Capital expenditures for the year ended 2018 totaled $40.3 million compared to $40.6 million in the year ended 2017. During the year ended 2018, the Company paid quarterly dividends of $29.2 million, or $0.60 per share, and payment of accrued dividends of $0.8 million, compared to payment of quarterly dividends of $29.1 million, or $0.60 per share, and payment of accrued dividends of $1.2 million in 2017.
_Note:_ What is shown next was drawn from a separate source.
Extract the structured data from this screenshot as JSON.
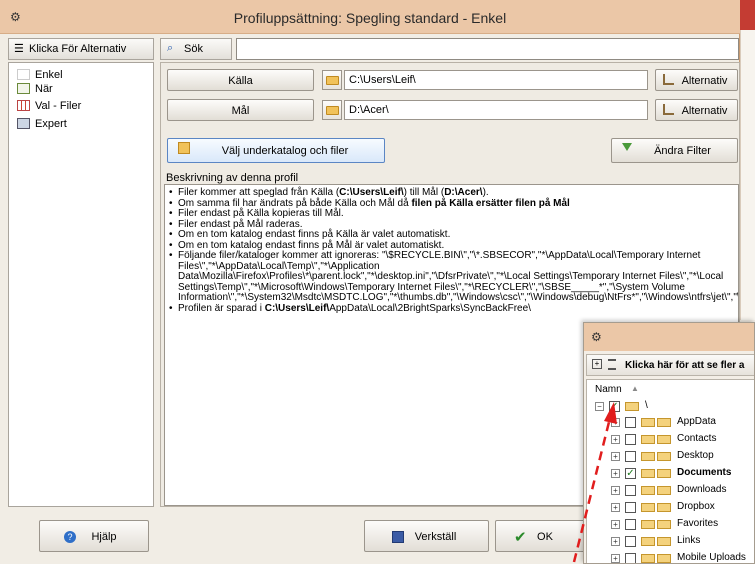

The full text of Knoll’s 4Q19 earnings release and a replay of its Feb. 7 conference call webcast, including slides, may be accessed via the Investor Relations section of the Knoll corporate website. In addition, an audio replay of the conference call will be available through February 15, 2019 by dialing (855) 859-2056. International replay: (404) 537-3406 (Conference ID: 3975428).

About Knoll

Knoll, Inc. is a constellation of design-driven brands and people, working together with our clients to create inspired modern interiors. Our internationally recognized portfolio includes furniture, textiles, leathers, accessories, and architectural and acoustical elements. Our brands — Knoll Office, KnollStudio, KnollTextiles, KnollExtra, Spinneybeck | FilzFelt, Edelman Leather, HOLLY HUNT, DatesWeiser and Muuto — reflect our commitment to modern design that meets the diverse requirements of high performance workplaces and luxury interiors. A recipient of the National Design Award for Corporate and Institutional Achievement from the Smithsonian`s Cooper-Hewitt, National Design Museum, Knoll, Inc. is aligned with the U.S. Green Building Council and the Canadian Green Building Council and can help organizations achieve the Leadership in Energy and Environmental Design (LEED) workplace certification. Our products can also help clients comply with the International Living Future Institute to achieve Living Building Challenge Certification, and with the International WELL Building Institute to attain WELL Building Certification. Knoll, Inc. is the founding sponsor of the World Monuments Fund Modernism at Risk program.